Geographic Disparity in Organ Distribution
Where you live should not determine whether you live or die while waiting for an organ.
Unfortunately, the nation’s organ allocation system continues to make an already dire situation worse by creating geographic disparities in access to organs for transplant: people living in some parts of the country wait far longer and are sicker when they receive an organ than those in other parts of the country. Consequently, hundreds of Americans needlessly die every year while waiting for organs.
America’s organ transplant system is overseen by the United Network for Organ Sharing (UNOS), a private, nonprofit organization chartered by the U.S. Health Resources and Services Administration (HRSA) to oversee the national transplant system and ensure equitable organ allocation. Long ago, UNOS divided the country into 11 regions.
Under current rules, the sickest liver patients are ranked at the top of local waiting lists within their UNOS region. Organs from a deceased donor are given to the sickest person in that region, even if there are sicker patients in greater need elsewhere in the nation. In many states, this leads to far fewer organs than in other parts of the country—and far more avoidable deaths. It also enables more affluent patients needing liver transplants to get on shorter waiting lists by traveling to areas with better access to healthy organs.
Under the current local distribution system, research indicates that there is wide disparity in a candidate’s chances of receiving a liver. For example, one study found that for patients who were equally sick, 90-day transplant rates ranged from 18% to 86% across DSAs. That study also highlighted that among candidates with MELD scores between 21 and 34, the probability of transplant within 90 days for candidates with the same score varied widely across OPOs, ranging from under 30% to over 90%.
Additional evidence of the ongoing disparity can be seen through the higher overall death rates in places where patients have to wait longer to receive a life-saving transplant. For patients with very high MELD scores, findings indicate a 90-day probability of waitlist death, ranging widely from 14% in some DSAs to 82% in others. Patients who have to wait longer to receive a transplant also have a higher chance of dying after the procedure, as pre-transplant MELD score have been demonstrated to correlate inversely with posttransplant survival.

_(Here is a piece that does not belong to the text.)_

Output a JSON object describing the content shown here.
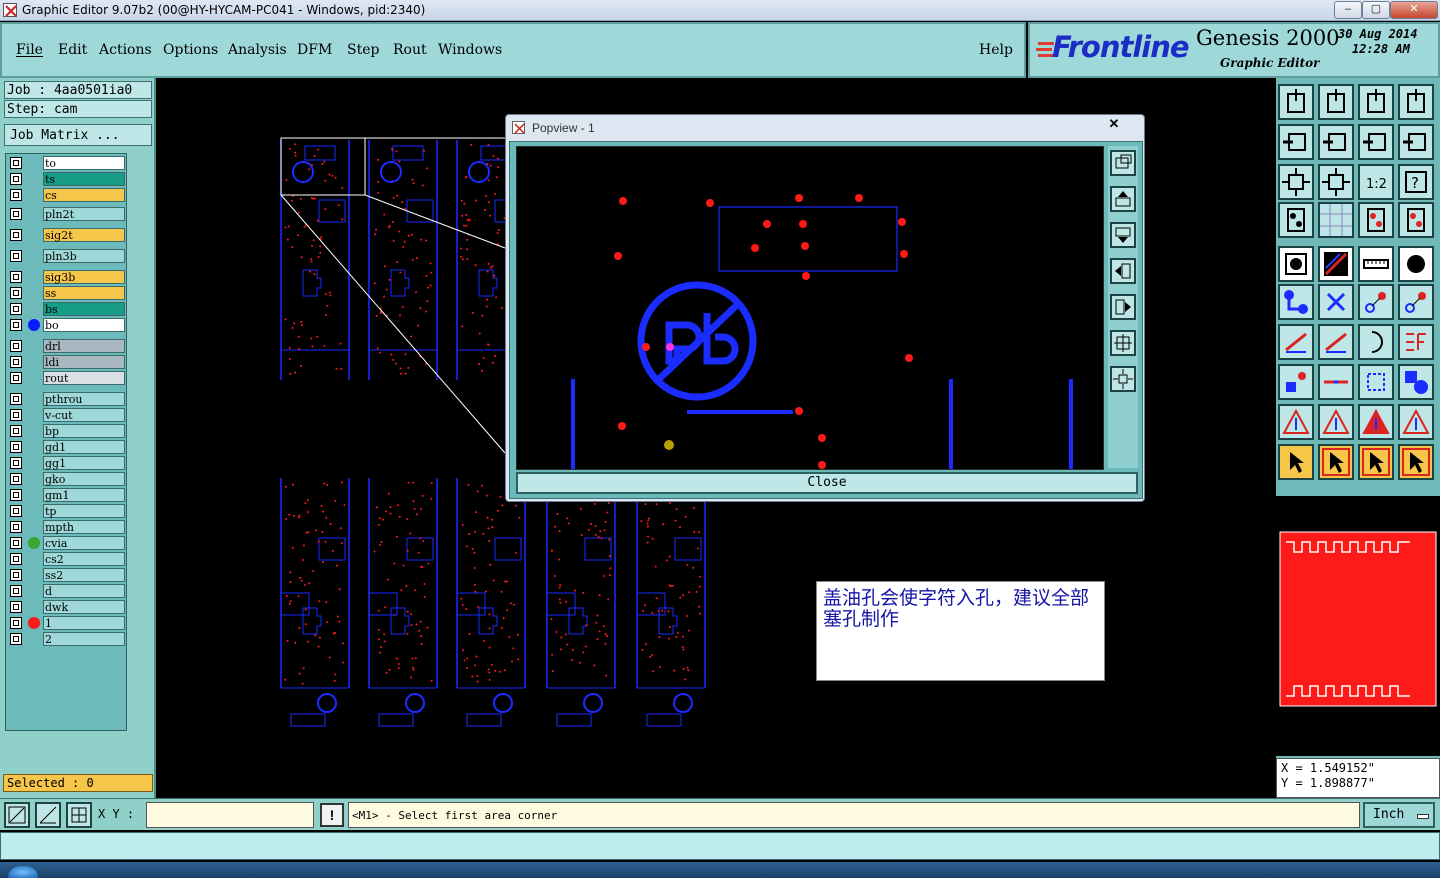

The staggering statistics demonstrate that the costs of waiting for candidates in some areas have indeed been high, lowering their chances of survival both before and after transplant.
Every candidate for a life-saving liver transplant should have an equal shot at getting one. Federal policy intends that livers for transplant from deceased donors be allocated evenly across the entire nation based on need. Despite this noble purpose, evidence clearly demonstrates that critical gaps in our current distribution policy hinders realization of these goals. As the well-documented disparities in liver distribution linger, our shared values of equality in access to organ transplant cannot be achieved, and patients in some places must continue to wait a long time, get too sick, or die before they can receive a transplant.